Abstract

Irina Marin, Contested Frontiers in the Balkans: Ottoman and Habsburg Rivalries in Eastern Europe, I. B. Tauris: London, 2012; xvi + 228 pp., 7 maps; 9781780761053, £54.50 (hbk)
Reviewed by: Lucian N. Leustean, Aston University, Birmingham, UK
Irina Marin’s Contested Frontiers in the Balkans: Ottoman and Habsburg Rivalries in Eastern Europe is one of only a few books published in recent years to stir up the reader’s imagination and about the history of Eastern Europe. The book charts the varied past of the Banat of Temesvár in relation to its adjoining countries, Hungary, Serbia and Romania, within a wider Eastern European framework.
For the general public, the Banat of Temesvár is most likely associated with two aspects, namely the city of Timişoara (Temesvár) as the birthplace of the 1989 Romanian Revolution, and as the native place of Herta Müller, the 2009 winner of the Nobel Prize for Literature. However, the region has a wider resonance and, as Irina Marin points out: The History of Banat is, on a small scale, the history of Central and Eastern Europe with its overlapping imperial rules, population reshuffles, redrawing of boundaries, composite identities, Procrustean nation-states straddling multi-ethnic regions, the onslaught of Communism and its vagaries, and the resuscitation of regionalism within the framework of the European Union. (2)
The book is written for a general readership rather than providing extensive archival data. It comprises 15 chapters whose temporal analytic framework ranges from the ‘Medieval Bans and Banates’ to the ‘War and Democracy: The Banat after 1989’. The material covered is extensive and novel. In particular, the chapters on ‘Habsburg Borderland’, ‘Orthodox Peoples’, ‘The Banat in Yugoslavia’ and ‘The Banat in Romania’ provide unexplored paths for understanding the social and political intricacies of this region. The Banat of Temesvár was an ethnic melting pot that brought together not only Bulgarians, Czechs, Hungarians, Jews, Roma, Romanians, Serbs, Slovaks and Germans, but also Italians, French and Spaniards. The very term of ‘banat’ dates back to the emergence of the Slavic frontiers after the dissolution of the Byzantine Empire. The governors of these frontier regions between the Slavic world and the territories inhabited by Hungarians were known as ‘banates’. In Marin’s words, ‘This office was similar to that of the Lords Marcher in medieval England, who guarded the Welsh borders (or Welsh Marches), or the Germanic Margraves in charge of frontier territories, or Marks, in the Holy Roman Empire’ (4).

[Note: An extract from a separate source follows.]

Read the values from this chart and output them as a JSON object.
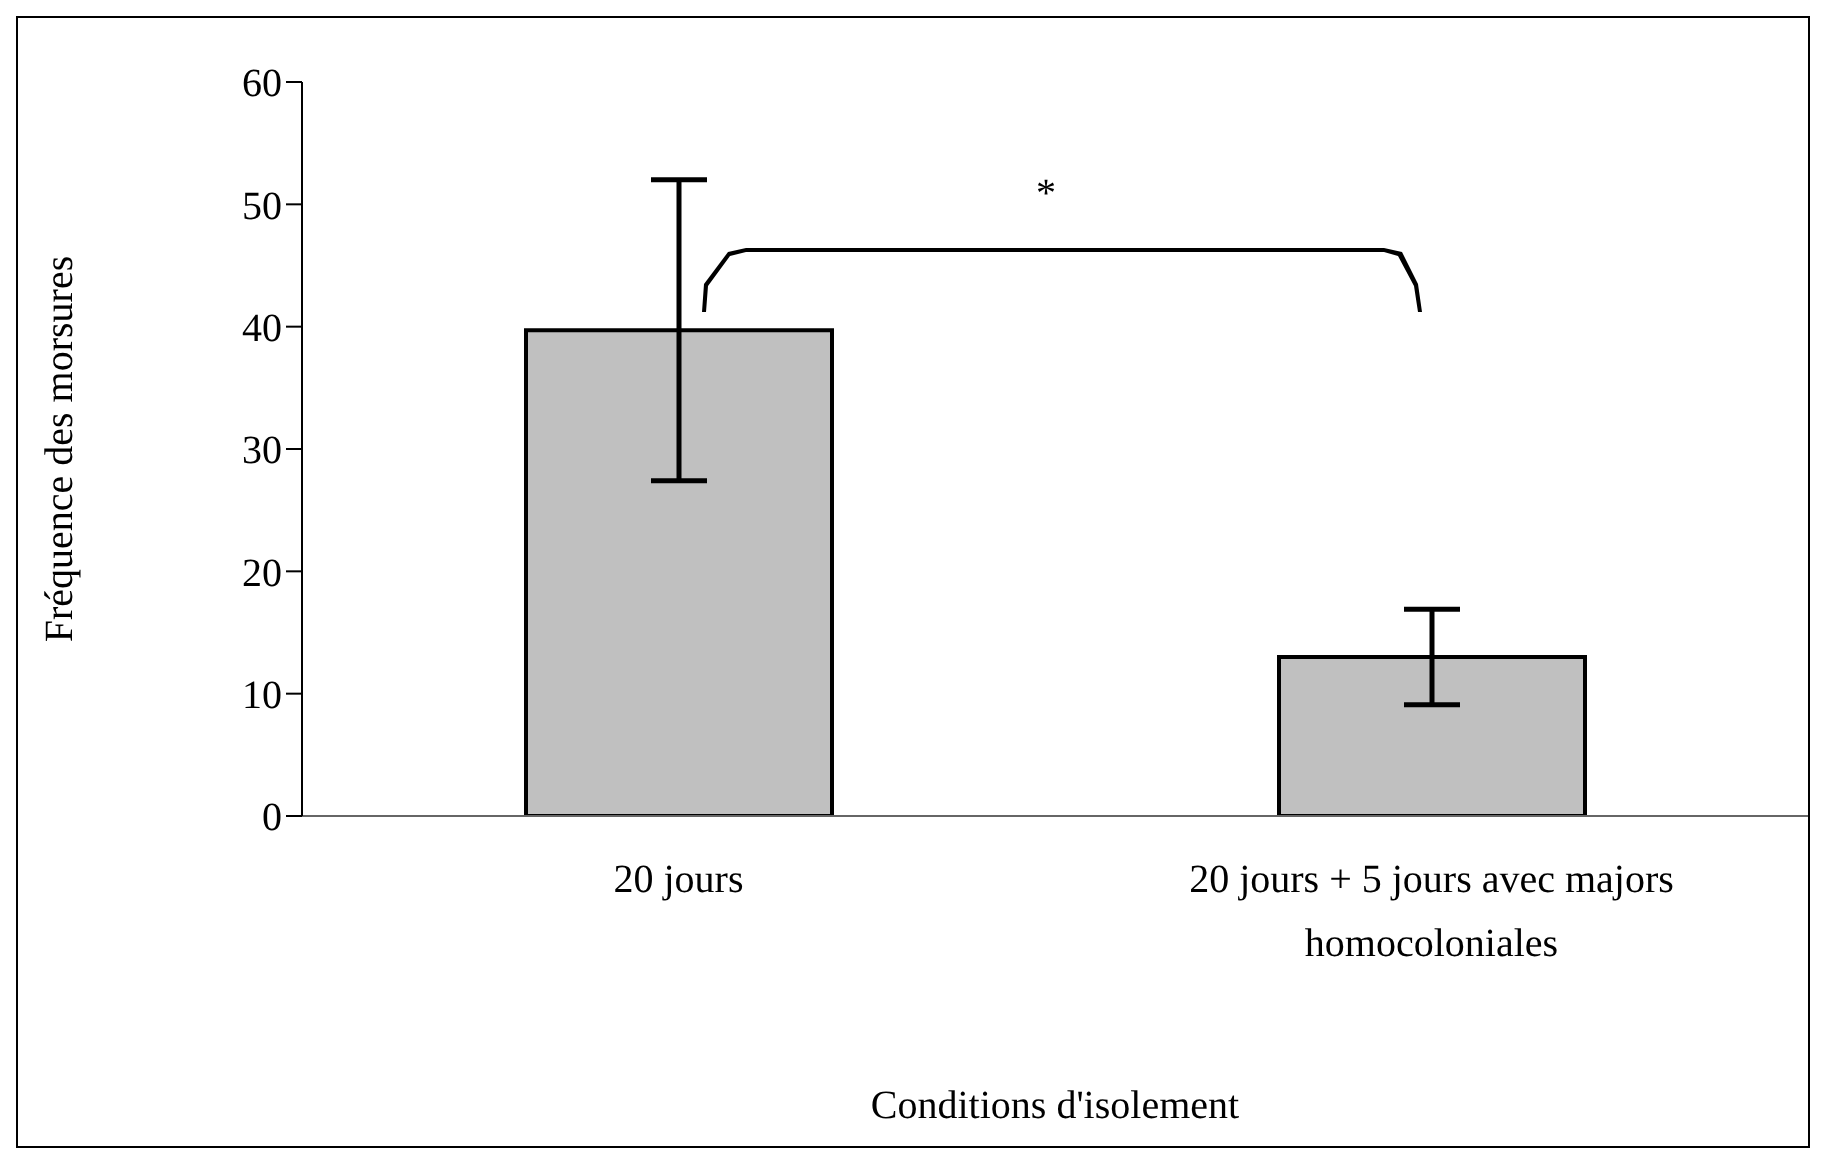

Throughout the Middle Ages, the Banat came under consecutive Bulgarian, Tatar, Wallachian, and Hungarian rule until the integration of its western part into the Ottoman Empire in the sixteenth century. Ottoman rule lasted 164 years until 1716 when Prince Eugene of Savoy (1663–1736) conquered the region and placed it under the Habsburg Crown. The Banat’s strategic significance for the frontiers of the Habsburg Empire was noted in the 1807 Military Border Constitution, at a time when the spread of nationalism and modernization carried conflicting aspirations and allegiances between the Hungarian, Serbian and Romanian communities. Marin’s historical overview analyses under-researched events which shaped the region in the nineteenth and twentieth centuries, such as the 107-day siege of Temesvár in 1848; the unusually extensive development of the Hungarian railway network in the region; the concepts of ‘citizenship’ (Staatsbürgerschaft) and ‘citizen rights’ (Staatsbürgerrecht); the impact of the controversial 1868 Law of Nationalities; the 1919 integration of the south-western part of the Banat to the Kingdom of Serbs, Croats and Slovenes and most of the remaining part to Greater Romania; the rise of xenophobia in 1930s Romania; the similarities and differences under Yugoslav and Romanian communism; the comparison of ‘the Rise of Milosević and the fall of Ceauşescu’; the place of multi-ethnic Vojvodina in Serbia and of the Romanian Banat in the European Union; and the significance of the post-1989 establishment of the Danube-Kris-Mures-Tisa Euroregion for the future of the Banat.
As Marin concludes the book, ‘The old Banat of Temesvár was carved into being by wars and peace treaties and disappeared off the map in much the same way. With each redrawing of frontiers, old ways of life were disrupted and new ones came into being’ (188). Written in an accessible style, the book is a welcome contribution to the history of Eastern Europe and an excellent introduction to the multifaceted history of the Banat of Temesvár.